Layout work would have been very time consuming using conventional means. To complicate the issue, the seating arrangement changed at the last minute, causing all the sleeves to be relocated. The task that would have taken three or four times as long was accomplished in a day and a half. Using 3-D CAD and the Robotic Total Station with MEP layout made short work of the task.
“The digital connection we’ve created between the 3-D model and the field opens up so many opportunities for us,” Alexander said. “There are many applications where we can capture existing as-built conditions and import into our 3-D model to use in design efforts.”
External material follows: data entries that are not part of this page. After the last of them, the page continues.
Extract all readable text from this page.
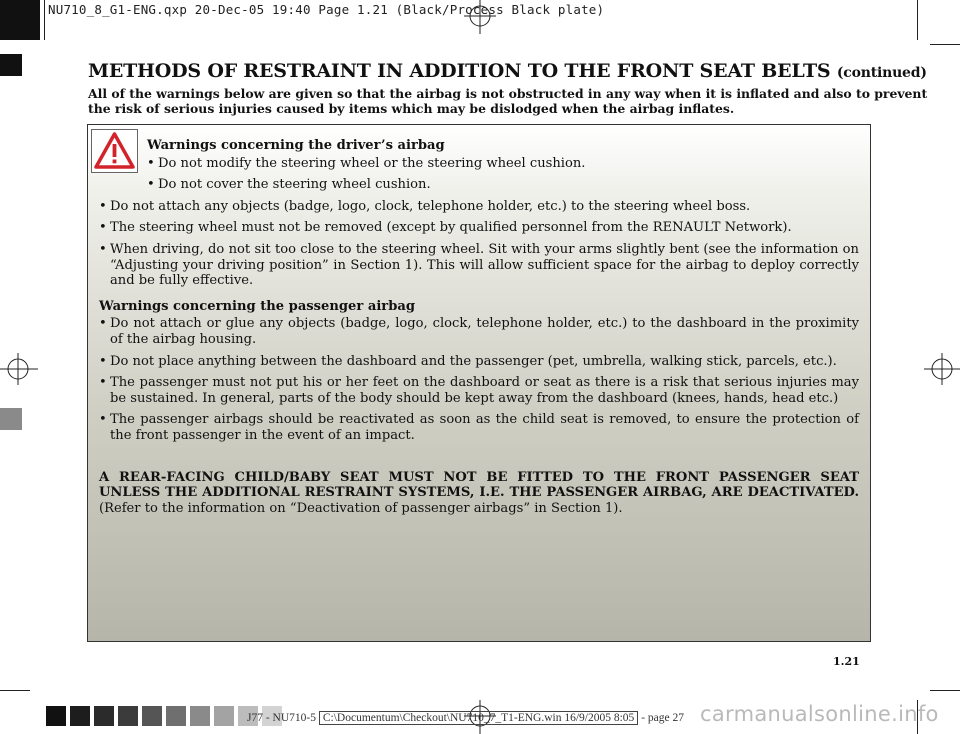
NU710_8_G1-ENG.qxp 20-Dec-05 19:40 Page 1.21 (Black/Process Black plate)
METHODS OF RESTRAINT IN ADDITION TO THE FRONT SEAT BELTS (continued)
All of the warnings below are given so that the airbag is not obstructed in any way when it is inflated and also to prevent
the risk of serious injuries caused by items which may be dislodged when the airbag inflates.

Warnings concerning the driver’s airbag

• Do not modify the steering wheel or the steering wheel cushion.

• Do not cover the steering wheel cushion.

• Do not attach any objects (badge, logo, clock, telephone holder, etc.) to the steering wheel boss.

• The steering wheel must not be removed (except by qualified personnel from the RENAULT Network).

• When driving, do not sit too close to the steering wheel. Sit with your arms slightly bent (see the information on “Adjusting your driving position” in Section 1). This will allow sufficient space for the airbag to deploy correctly and be fully effective.

Warnings concerning the passenger airbag

• Do not attach or glue any objects (badge, logo, clock, telephone holder, etc.) to the dashboard in the proximity of the airbag housing.

• Do not place anything between the dashboard and the passenger (pet, umbrella, walking stick, parcels, etc.).

• The passenger must not put his or her feet on the dashboard or seat as there is a risk that serious injuries may be sustained. In general, parts of the body should be kept away from the dashboard (knees, hands, head etc.)

• The passenger airbags should be reactivated as soon as the child seat is removed, to ensure the protection of the front passenger in the event of an impact.

A REAR-FACING CHILD/BABY SEAT MUST NOT BE FITTED TO THE FRONT PASSENGER SEAT UNLESS THE ADDITIONAL RESTRAINT SYSTEMS, I.E. THE PASSENGER AIRBAG, ARE DEACTIVATED. (Refer to the information on “Deactivation of passenger airbags” in Section 1).

1.21
J77 - NU710-5 C:\Documentum\Checkout\NU710_7_T1-ENG.win 16/9/2005 8:05 - page 27 carmanualsonline.info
For example, Straus Systems is increasingly called on to help with renovations and rehabilitations and industrial processing plans. In these cases, crews must remove and replace equipment.
“We can capture existing points, wall penetrations, floor penetrations, piping penetrations, and ductwork positions with the robotic laser, upload the data to our CAD department’s ‘CAD cave,’ and design a best-fit solution,” Alexander said. “We foresee many other uses for this type of equipment, including layout of underground work. The digital connection this tool creates between the 3-D model and the field is invaluable, opening up new opportunities to improve efficiency and accuracy.”